Monday, May 2, 2011

Listen and Read

This is an interesting day.

Quick comment that will enhance the rest of your reading experience: I love music. I love how it moves us, how a melody or line of lyrics can bring together people who may not have anything else in common. And I love how it provides perspective by being incredibly refreshing and inspiring. So, as I was writing this post, I kept listening to three particular songs that did just that for me (which I needed considering the topic of this post). They may seem cheesy, but give em' a chance. :) Links are below for them. Pick one and listen to it while you read this post. :)

I had been meaning to write for the past few days on something that has been weighing on my heart, and then today, it was announced that Osama Bin Laden has been killed. The news is flooded with commentators, pictures of celebration are pasted all over newspapers...even here in South Africa. And it is a big deal. A very big deal. I wonder how our world will be different from here on out? Will there be less terrorist attacks or more? How will this influence the many revolutions going on in the Middle East and North Africa? How will this influence the way many people look at Muslim countries? I don't know. No one does, really. I want to be optimistic and think this could be the very small beginnings of a new world order. But then I think about the thing that I was going to write about initially...

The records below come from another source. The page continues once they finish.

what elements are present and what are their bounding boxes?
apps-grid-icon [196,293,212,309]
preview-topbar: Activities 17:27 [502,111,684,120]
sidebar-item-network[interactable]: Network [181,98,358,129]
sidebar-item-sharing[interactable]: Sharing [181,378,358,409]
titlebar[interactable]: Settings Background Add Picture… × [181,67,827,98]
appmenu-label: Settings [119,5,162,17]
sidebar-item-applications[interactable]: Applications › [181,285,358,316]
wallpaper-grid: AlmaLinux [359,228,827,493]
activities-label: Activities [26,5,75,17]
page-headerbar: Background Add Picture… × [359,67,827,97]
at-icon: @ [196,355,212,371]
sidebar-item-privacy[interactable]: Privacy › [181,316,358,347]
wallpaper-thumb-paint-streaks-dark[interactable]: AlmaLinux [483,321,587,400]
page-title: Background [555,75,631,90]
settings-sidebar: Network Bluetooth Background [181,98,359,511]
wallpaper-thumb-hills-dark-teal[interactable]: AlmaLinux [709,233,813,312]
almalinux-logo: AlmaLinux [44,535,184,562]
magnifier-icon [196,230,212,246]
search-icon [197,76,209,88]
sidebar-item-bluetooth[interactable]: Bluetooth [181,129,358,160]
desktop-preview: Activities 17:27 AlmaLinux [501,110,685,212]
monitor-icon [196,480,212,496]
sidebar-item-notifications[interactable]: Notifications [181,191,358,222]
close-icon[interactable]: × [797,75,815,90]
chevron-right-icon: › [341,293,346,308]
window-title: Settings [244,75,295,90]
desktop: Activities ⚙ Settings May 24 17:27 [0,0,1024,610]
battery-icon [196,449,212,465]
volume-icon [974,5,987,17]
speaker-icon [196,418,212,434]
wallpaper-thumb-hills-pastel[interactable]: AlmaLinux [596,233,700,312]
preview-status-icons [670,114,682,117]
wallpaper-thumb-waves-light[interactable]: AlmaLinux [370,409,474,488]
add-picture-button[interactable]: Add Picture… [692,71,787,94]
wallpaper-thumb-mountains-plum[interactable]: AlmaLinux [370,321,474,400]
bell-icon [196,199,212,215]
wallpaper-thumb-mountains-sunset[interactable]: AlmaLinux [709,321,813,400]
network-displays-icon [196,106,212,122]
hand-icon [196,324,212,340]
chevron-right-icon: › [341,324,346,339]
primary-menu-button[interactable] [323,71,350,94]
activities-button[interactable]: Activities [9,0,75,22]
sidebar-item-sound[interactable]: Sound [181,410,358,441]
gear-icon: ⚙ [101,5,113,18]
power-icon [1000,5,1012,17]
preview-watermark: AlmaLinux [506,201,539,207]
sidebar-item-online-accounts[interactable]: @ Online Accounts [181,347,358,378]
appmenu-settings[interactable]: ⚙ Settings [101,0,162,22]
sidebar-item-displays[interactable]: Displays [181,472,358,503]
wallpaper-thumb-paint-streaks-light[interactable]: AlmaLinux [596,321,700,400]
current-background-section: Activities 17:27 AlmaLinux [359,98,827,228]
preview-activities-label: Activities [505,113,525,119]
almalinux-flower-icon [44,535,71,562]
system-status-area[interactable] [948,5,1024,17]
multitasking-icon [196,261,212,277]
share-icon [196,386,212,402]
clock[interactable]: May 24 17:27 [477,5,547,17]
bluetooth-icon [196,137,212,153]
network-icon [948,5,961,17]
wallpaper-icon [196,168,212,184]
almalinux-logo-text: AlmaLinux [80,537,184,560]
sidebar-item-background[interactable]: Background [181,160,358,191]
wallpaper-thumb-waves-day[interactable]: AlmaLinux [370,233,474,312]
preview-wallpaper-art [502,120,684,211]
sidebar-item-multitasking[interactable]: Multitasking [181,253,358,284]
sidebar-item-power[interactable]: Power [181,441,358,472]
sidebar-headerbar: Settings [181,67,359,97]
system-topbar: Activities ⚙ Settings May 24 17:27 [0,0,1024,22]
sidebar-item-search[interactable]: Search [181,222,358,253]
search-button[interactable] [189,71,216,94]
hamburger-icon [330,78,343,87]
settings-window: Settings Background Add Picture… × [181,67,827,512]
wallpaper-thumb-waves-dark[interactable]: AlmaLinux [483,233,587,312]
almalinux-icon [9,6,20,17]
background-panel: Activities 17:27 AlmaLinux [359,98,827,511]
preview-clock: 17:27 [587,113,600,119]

In one of my very first posts upon arriving in Joburg, I briefly described the poverty that is so blatant here. Every street corner has people selling whatever they can to make money. Every street corner has people simply begging for money, and every street corner has people with some kind of disability, being guided by someone else, begging for money. Every parking lot has "parking attendants" who will take whatever form of payment you can give them (money, apples, bananas). For most of those people, it really is their job; to the point where I can recognize people and see the same faces at certain stop lights.
It was shocking when I first arrived here, but I did get used to it fairly quickly. I got used to how much I do and can give to people, how to handle myself (you do have to be aware of your safety at certain times of the day), and how to ignore what is around me. Sometimes, I'm still used to all that, and other times, like the past few weeks, I can't handle it. It literally breaks my heart. I find myself giving away food that I was planning on eating, scrounging for money in my purse, or driving away from a stop light as fast as I can because I can't handle looking at someone pleading with me to give them anything. There is one woman I've been thinking about in particular, as we've been on holiday. She is always at the same intersection on my way to campus and I really think she recognizes me as well now. I've given her a piece of fruit or some money before, but she always stops at my car window longer than I'm comfortable with, and looks like she is about to cry. She actually tries to sell things, none of it is anything I would actually want or need; but her need is obviously so much greater than selling all of her goods...a few pumice stones, lanyards, maybe a couple cell phone cases. I don't know her name, I don't know where she lives or what kind of family she has. And while many people are celebrating the death of Bin Laden, his death has absolutely no affect on her. She will still be at that street corner tomorrow and the next day and the next day, hoping (maybe praying) that she can get a enough money to survive.

While the death of Bin Laden is truly historical and monumental, there are even greater problems in this world that still need to be solved; many that never will be. The safety of our countries is vital, and friendly government relations is necessary. But even more, is not forgetting about the lives of people who live in our towns, on the streets in our city centers, or in a shantytown in another country. We each have so much we can do and truly need to do, right around us. I still haven't figured out for myself how to handle seeing this much need on a daily basis and feeling compelled to give much because I have been given much. I think I begin to feel that I have to "earn" the life I have by how much I give to other people. (When I figure it out, I'll let you know.) My point in all of this is, that we must keep perspective on the things that are most important, no matter what headlines history is making.

~Elle


Pray, Justin Bieber.    I am generally not a J. Bieb fan, but this song just got me.)


Hold My Hand, Michael Jackson featuring Akon    I know this song isn't about world peace or anything like that, but I just love it and I think in the world we live in, we definitely need someone to hold our hand at times.


Everybody, Ingrid Michaelson    It's just a true song.